Tuesday 30 October 2012

These Associations

Anyone else see the recent turbine hall installation at Tate Modern ? Tino Sehgal had all these people moving and interacting with visitors, sometimes singing and then merging back into the crowd like they had broken out of the usual and then been claimed back by the real world. He says it was a portrait of London as diverse view points rather than one person's idea.

I loved it, it seemed to touch on so many connections, Flashmobs, Olympic athletes and crowds, Lowry's crowdscapes, Pollock's random gestures, shoppers, cathedral choirs.. I could go on. Small kids joined in and ran about with them like the adult world had finally woken up to the real fun of living.

And every so often one person would detach, fix on you as you watched, and come over to tell you some small story from their ordinary experience.

I was told, at various visits, about a guy buying bread and beer late at night in Brixton, a couple missing the Eurostar to Paris twice in one day, a woman in bed with a headcold while a fair set up in the field behind her house, an American woman being surprised she knew all the words to the US national Anthem after living in the UK for so long, and others.

It struck me these small tales were as much sketches as any drawing, they were selected views of someone that told something, but not in any way all, of that person. And I thought what would it be like if I sketched them whilst they told me these, a sketch of a sketch. So I had a go, and it was weird. I tried first with a girl who was telling me about her relationship with her mother ( I did ask if they minded before I did anything ) And it was way to intense. To be that close to a stranger and to look at them as subjects to sketch was too much. To look at and into someone's eyes, to see the tiny flecks of colour in their iris as they told you these things broke too many barriers. One girl almost jumped when I asked, and if the piece was about breaking down the wall between people my sketching did it too much. For both of us. Whilst putting another wall up at the self same time. The relationship between viewer and subject is an odd delicate curtain at the best of times, to try and throw it up instantaneously proved disjointing.

Everything I drew was odd, and uncomfortable, a bad idea. And I had to back away from the idea and go back to distance sketching.

So all I have to show for it is this, of someone else being talked to.
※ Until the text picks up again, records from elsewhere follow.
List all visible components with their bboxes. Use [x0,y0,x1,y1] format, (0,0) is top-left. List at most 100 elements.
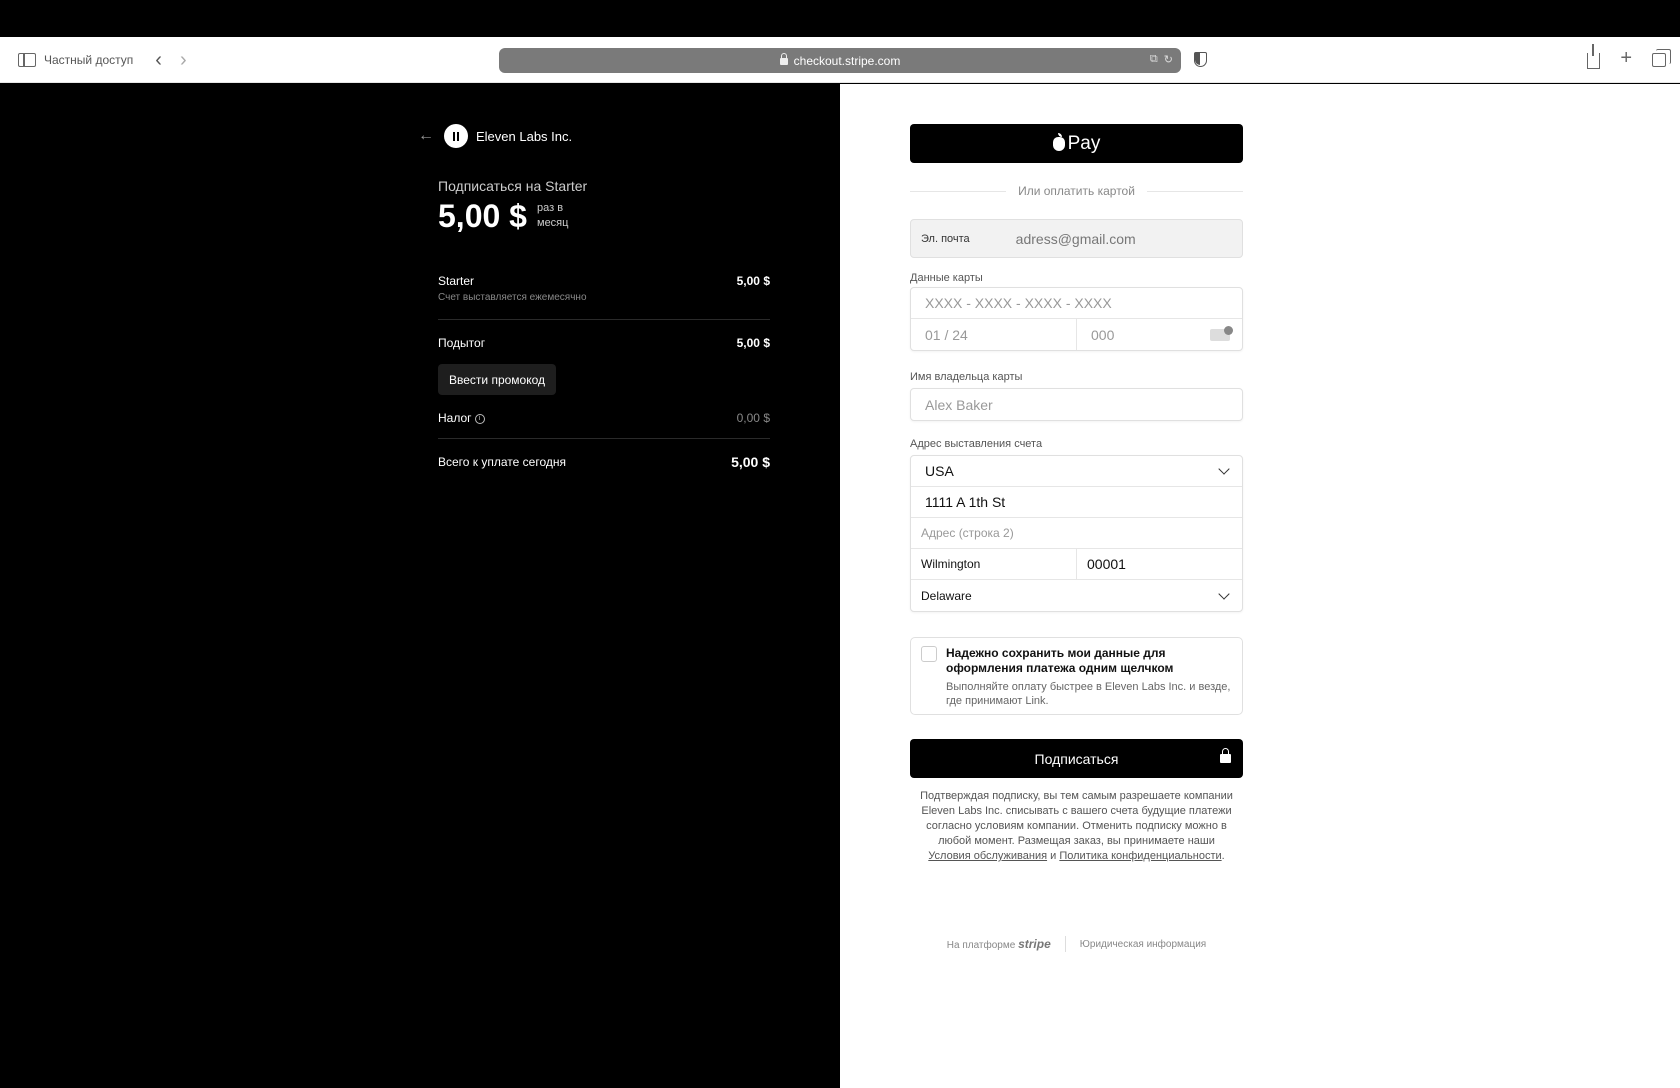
subscribe-button[interactable]: Подписаться [910,739,1243,778]
item-name: Starter [438,274,475,288]
powered-label: На платформе [946,940,1016,951]
tax-row: Налог i 0,00 $ [438,411,770,425]
share-icon[interactable] [1587,44,1601,69]
address-line2-input[interactable]: Адрес (строка 2) [911,518,1242,548]
legal-body: Подтверждая подписку, вы тем самым разре… [920,790,1233,847]
tax-label: Налог [438,411,472,425]
address-line1-input[interactable]: 1111 A 1th St [911,487,1242,517]
price: 5,00 $ [438,198,527,234]
country-row: USA [911,456,1242,487]
tax-amount: 0,00 $ [736,411,770,425]
holder-label: Имя владельца карты [910,371,1023,383]
private-mode-label: Частный доступ [44,53,134,67]
link-save-option[interactable]: Надежно сохранить мои данные для оформле… [910,637,1243,715]
translate-icon[interactable]: ⧉ [1150,53,1158,66]
apple-pay-label: Pay [1067,132,1101,154]
holder-input[interactable]: Alex Baker [911,389,1242,420]
os-top-bar [0,0,1680,37]
holder-field: Alex Baker [910,388,1243,421]
legal-text: Подтверждая подписку, вы тем самым разре… [920,790,1233,862]
subscribe-label: Подписаться [1034,750,1119,767]
state-row: Delaware [911,580,1242,611]
browser-left-controls: Частный доступ ‹ › [18,50,187,70]
divider [438,438,770,439]
save-title: Надежно сохранить мои данные для оформле… [946,646,1174,675]
save-checkbox[interactable] [921,646,937,662]
billing-period: раз в месяц [537,202,569,229]
country-select[interactable]: USA [911,456,1242,486]
or-divider: Или оплатить картой [910,184,1243,198]
powered-by[interactable]: На платформе stripe [947,937,1051,951]
card-expiry-cvc-row: 01 / 24 000 [911,319,1242,350]
order-summary-panel: ← Eleven Labs Inc. Подписаться на Starte… [0,84,840,1088]
terms-link[interactable]: Условия обслуживания [928,850,1047,862]
privacy-link[interactable]: Политика конфиденциальности [1059,850,1221,862]
divider [438,319,770,320]
city-zip-row: Wilmington 00001 [911,549,1242,580]
subscribe-title: Подписаться на Starter [438,178,588,194]
card-number-row: XXXX - XXXX - XXXX - XXXX [911,288,1242,319]
city-input[interactable]: Wilmington [911,549,1076,579]
item-amount: 5,00 $ [736,274,770,288]
expiry-input[interactable]: 01 / 24 [911,319,1076,350]
state-value: Delaware [921,588,972,603]
new-tab-icon[interactable]: + [1620,47,1632,70]
cvc-input[interactable]: 000 [1091,327,1114,343]
or-card-text: Или оплатить картой [1018,184,1135,198]
footer: На платформе stripe Юридическая информац… [910,936,1243,952]
tax-label-wrap: Налог i [438,411,485,425]
subtotal-row: Подытог 5,00 $ [438,336,770,350]
lock-icon [1220,748,1231,763]
lock-icon [779,53,788,65]
chevron-down-icon [1218,587,1230,600]
reload-icon[interactable]: ↻ [1164,53,1173,66]
email-label: Эл. почта [921,232,970,245]
apple-pay-button[interactable]: Pay [910,124,1243,163]
payment-panel: Pay Или оплатить картой Эл. почта adress… [840,84,1680,1088]
save-description: Выполняйте оплату быстрее в Eleven Labs … [946,681,1231,707]
line-item: Starter 5,00 $ [438,274,770,288]
url-text: checkout.stripe.com [793,53,901,68]
address-label: Адрес выставления счета [910,438,1043,450]
item-note-row: Счет выставляется ежемесячно [438,292,770,303]
country-value: USA [925,463,954,479]
stripe-logo: stripe [1018,937,1051,951]
tab-overview-icon[interactable] [1652,49,1671,67]
address-fields: USA 1111 A 1th St Адрес (строка 2) Wilmi… [910,455,1243,612]
subtotal-amount: 5,00 $ [736,336,770,350]
footer-separator [1064,936,1066,952]
zip-input[interactable]: 00001 [1076,549,1242,579]
chevron-down-icon [1218,463,1230,475]
promo-code-button[interactable]: Ввести промокод [438,364,557,395]
total-label: Всего к уплате сегодня [438,455,566,469]
browser-toolbar: Частный доступ ‹ › checkout.stripe.com ⧉… [0,37,1680,83]
cvc-field[interactable]: 000 [1076,319,1242,350]
total-amount: 5,00 $ [731,454,770,470]
sidebar-toggle-icon[interactable] [18,53,36,67]
card-number-input[interactable]: XXXX - XXXX - XXXX - XXXX [911,288,1242,318]
address-bar[interactable]: checkout.stripe.com ⧉ ↻ [499,48,1181,73]
legal-info-link[interactable]: Юридическая информация [1080,939,1206,950]
cvc-card-icon [1210,325,1233,341]
card-label: Данные карты [910,272,983,284]
merchant-name: Eleven Labs Inc. [476,128,573,144]
email-value: adress@gmail.com [1015,230,1136,247]
address-line2-row: Адрес (строка 2) [911,518,1242,549]
holder-row: Alex Baker [911,389,1242,420]
email-field[interactable]: Эл. почта adress@gmail.com [910,219,1243,258]
merchant-header[interactable]: ← Eleven Labs Inc. [418,124,572,148]
forward-icon[interactable]: › [180,50,187,70]
card-fields: XXXX - XXXX - XXXX - XXXX 01 / 24 000 [910,287,1243,351]
back-icon[interactable]: ‹ [155,50,162,70]
address-line1-row: 1111 A 1th St [911,487,1242,518]
apple-logo-icon [1052,132,1065,151]
total-row: Всего к уплате сегодня 5,00 $ [438,454,770,470]
info-icon[interactable]: i [474,413,485,424]
item-note: Счет выставляется ежемесячно [438,292,587,303]
subtotal-label: Подытог [438,336,486,350]
and-word: и [1050,850,1057,862]
back-arrow-icon[interactable]: ← [418,127,434,145]
merchant-logo [444,124,468,148]
privacy-shield-icon[interactable] [1194,52,1207,67]
state-select[interactable]: Delaware [911,580,1242,611]
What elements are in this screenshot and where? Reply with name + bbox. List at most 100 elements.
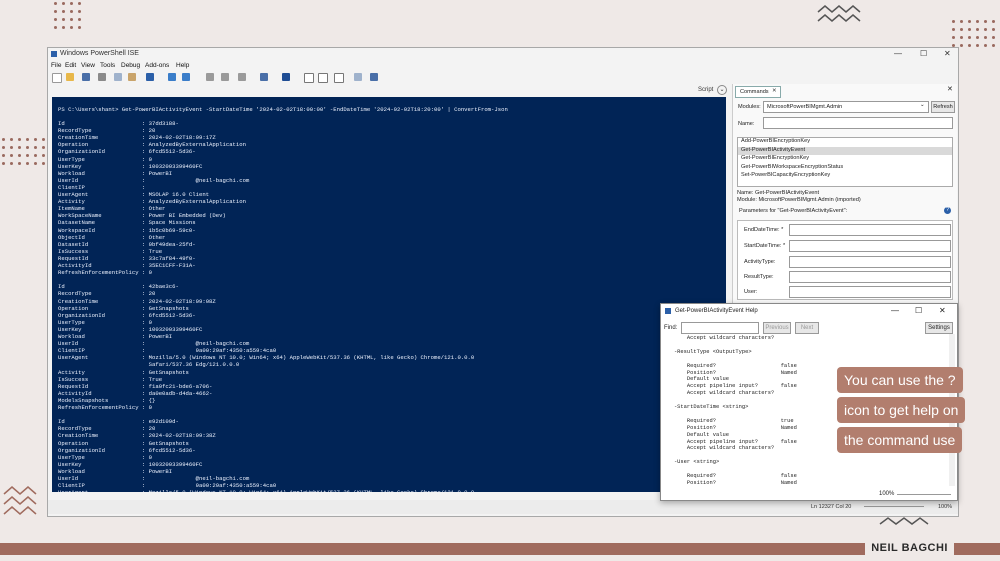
- console-prompt: PS C:\Users\shant> Get-PowerBIActivityEv…: [58, 106, 508, 113]
- script-label: Script: [698, 87, 714, 93]
- tab-commands[interactable]: Commands ✕: [735, 86, 781, 98]
- callout-line: You can use the ?: [837, 367, 963, 393]
- list-item[interactable]: Get-PowerBIWorkspaceEncryptionStatus: [738, 164, 952, 173]
- parameters-heading: Parameters for "Get-PowerBIActivityEvent…: [739, 208, 848, 214]
- stop-icon[interactable]: [238, 73, 246, 81]
- maximize-button[interactable]: ☐: [920, 49, 927, 58]
- decor-dots-topleft: [54, 2, 81, 29]
- help-zoom-slider[interactable]: [897, 494, 951, 495]
- chevron-down-icon[interactable]: ⌄: [717, 85, 727, 95]
- clear-console-icon[interactable]: [146, 73, 154, 81]
- close-pane-icon[interactable]: ✕: [947, 85, 953, 93]
- param-label: ResultType:: [744, 274, 774, 280]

Whereas I was told about people's relationships with their family, and about them reassessing their world from another's point of view, this guy was getting a lesson in how to make tomato sauce.

http://www.youtube.com/watch?v=A3ztm3nTFxs

Watch this clip for a taster of the piece, if only to see the girl on the red scooter !

1 comment:

  1. Interesting how we sometimes need distance in order to be able to see things quickly.